Capital punishment for deliberate, intentional murder is Biblical, and Catholics need to believe in the Bible rather than the traditions of men. Jesus did not do away with the Law, but He fulfilled it (Matthew 5:17). "An eye for an eye and a tooth for a tooth" is still in force as far as God is concerned. These liberals love the law when it serves their ends, and hate it when it doesn't. And Jesse Jackson and company have shown, once again, who they really are.
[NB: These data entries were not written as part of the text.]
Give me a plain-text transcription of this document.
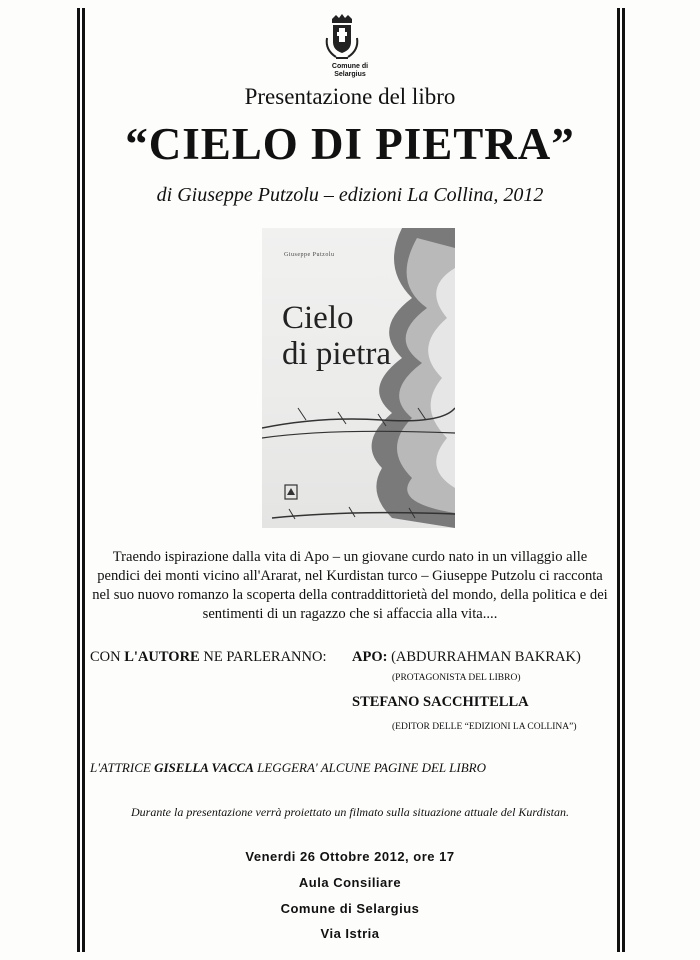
Comune di
Selargius
Presentazione del libro
“CIELO DI PIETRA”
di Giuseppe Putzolu – edizioni La Collina, 2012
Giuseppe Putzolu
Cielo
di pietra
Traendo ispirazione dalla vita di Apo – un giovane curdo nato in un villaggio alle pendici dei monti vicino all'Ararat, nel Kurdistan turco – Giuseppe Putzolu ci racconta nel suo nuovo romanzo la scoperta della contraddittorietà del mondo, della politica e dei sentimenti di un ragazzo che si affaccia alla vita....
CON L'AUTORE NE PARLERANNO: APO: (ABDURRAHMAN BAKRAK)
(PROTAGONISTA DEL LIBRO)
STEFANO SACCHITELLA
(EDITOR DELLE “EDIZIONI LA COLLINA”)
L'ATTRICE GISELLA VACCA LEGGERA' ALCUNE PAGINE DEL LIBRO
Durante la presentazione verrà proiettato un filmato sulla situazione attuale del Kurdistan.
Venerdi 26 Ottobre 2012, ore 17
Aula Consiliare
Comune di Selargius
Via Istria
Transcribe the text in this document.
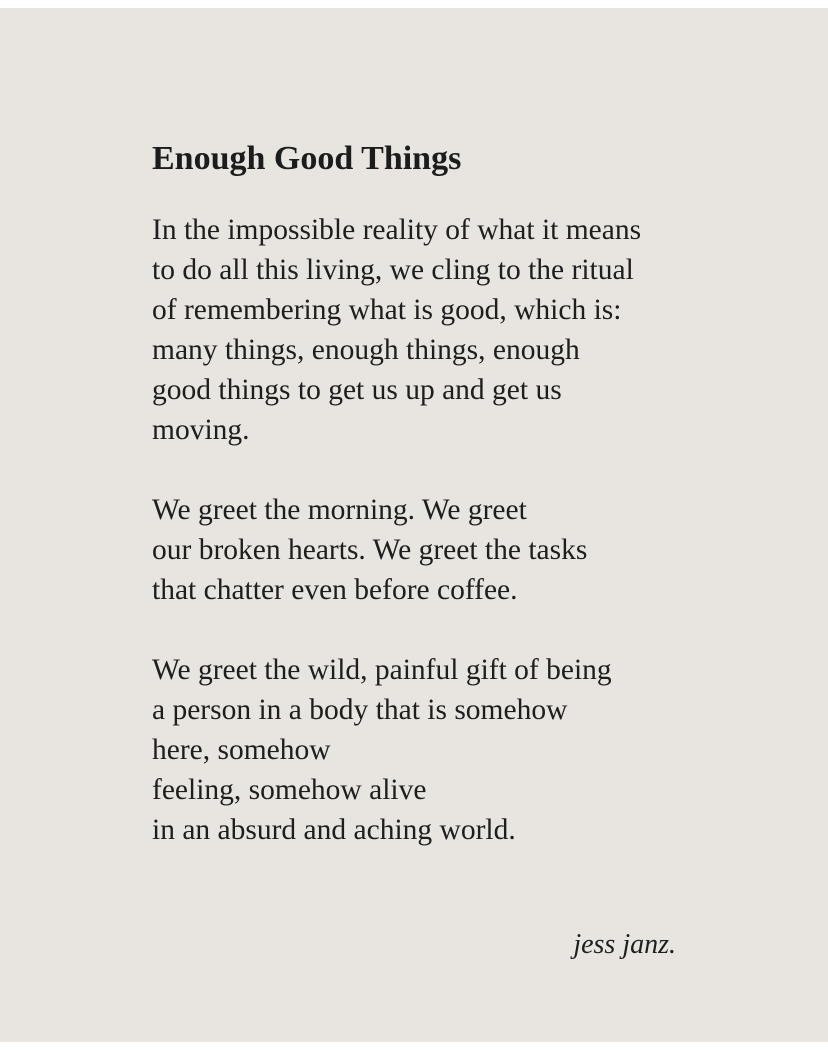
Enough Good Things

In the impossible reality of what it means
to do all this living, we cling to the ritual
of remembering what is good, which is:
many things, enough things, enough
good things to get us up and get us
moving.

We greet the morning. We greet
our broken hearts. We greet the tasks
that chatter even before coffee.

We greet the wild, painful gift of being
a person in a body that is somehow
here, somehow
feeling, somehow alive
in an absurd and aching world.

jess janz.
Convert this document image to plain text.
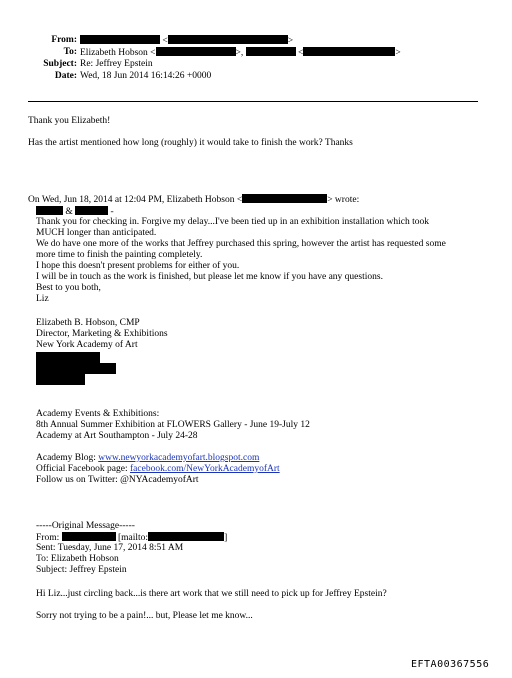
From:	<	>
To: Elizabeth Hobson <	>,	<	>
Subject: Re: Jeffrey Epstein
Date: Wed, 18 Jun 2014 16:14:26 +0000
Thank you Elizabeth!
Has the artist mentioned how long (roughly) it would take to finish the work? Thanks
On Wed, Jun 18, 2014 at 12:04 PM, Elizabeth Hobson <	> wrote:
&	-
Thank you for checking in. Forgive my delay...I've been tied up in an exhibition installation which took
MUCH longer than anticipated.
We do have one more of the works that Jeffrey purchased this spring, however the artist has requested some
more time to finish the painting completely.
I hope this doesn't present problems for either of you.
I will be in touch as the work is finished, but please let me know if you have any questions.
Best to you both,
Liz
Elizabeth B. Hobson, CMP
Director, Marketing & Exhibitions
New York Academy of Art
Academy Events & Exhibitions:
8th Annual Summer Exhibition at FLOWERS Gallery - June 19-July 12
Academy at Art Southampton - July 24-28
Academy Blog: www.newyorkacademyofart.blogspot.com
Official Facebook page: facebook.com/NewYorkAcademyofArt
Follow us on Twitter: @NYAcademyofArt
-----Original Message-----
From:	[mailto:	]
Sent: Tuesday, June 17, 2014 8:51 AM
To: Elizabeth Hobson
Subject: Jeffrey Epstein
Hi Liz...just circling back...is there art work that we still need to pick up for Jeffrey Epstein?
Sorry not trying to be a pain!... but, Please let me know...
EFTA00367556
Journalist Jeff Jacoby writes (and says it very well) in the Federalist yesterday, concerning the death penalty, "No passage in the Bible disapproves of it... The penalty for those who violate 'You shall not murder' (Exodus 20:13) is made explicit just a few lines later: 'Whoever strikes a man and kills him shall surely be put to death' (Exodus 21:12). The text specifies that this applies only to deliberate murder, not unintentional killing (or accidents). But for a willful killer, there can be no sanctuary: 'Take him even from My altar and put him death' (Exodus 21:14). Similar declarations appear in all five books of Moses, nowhere more dramatically or universally than in Genesis. Speaking to Noah after the Flood, God enjoins him—and through him, all of human society—to affirm the sanctity of human life by making murderers pay the ultimate price for their crime. 'Whoever sheds the blood of man, by man shall his blood be shed; for in the image of God has man been made' (Genesis 9:6)... Scripture could hardly be more explicit... When murderers keep their lives, human blood is cheapened. That is why reverence for life and capital punishment belong to the same ethical tradition. Civilized communities have not only the right but the responsibility to execute murderers. It may be a difficult responsibility to carry out. It may involve an assertion of moral authority that modern thinkers condemn. But easy or not, popular or not, the duty is ours to perform. The protection of human life is a grave obligation—never more so than when it involves taking a life away."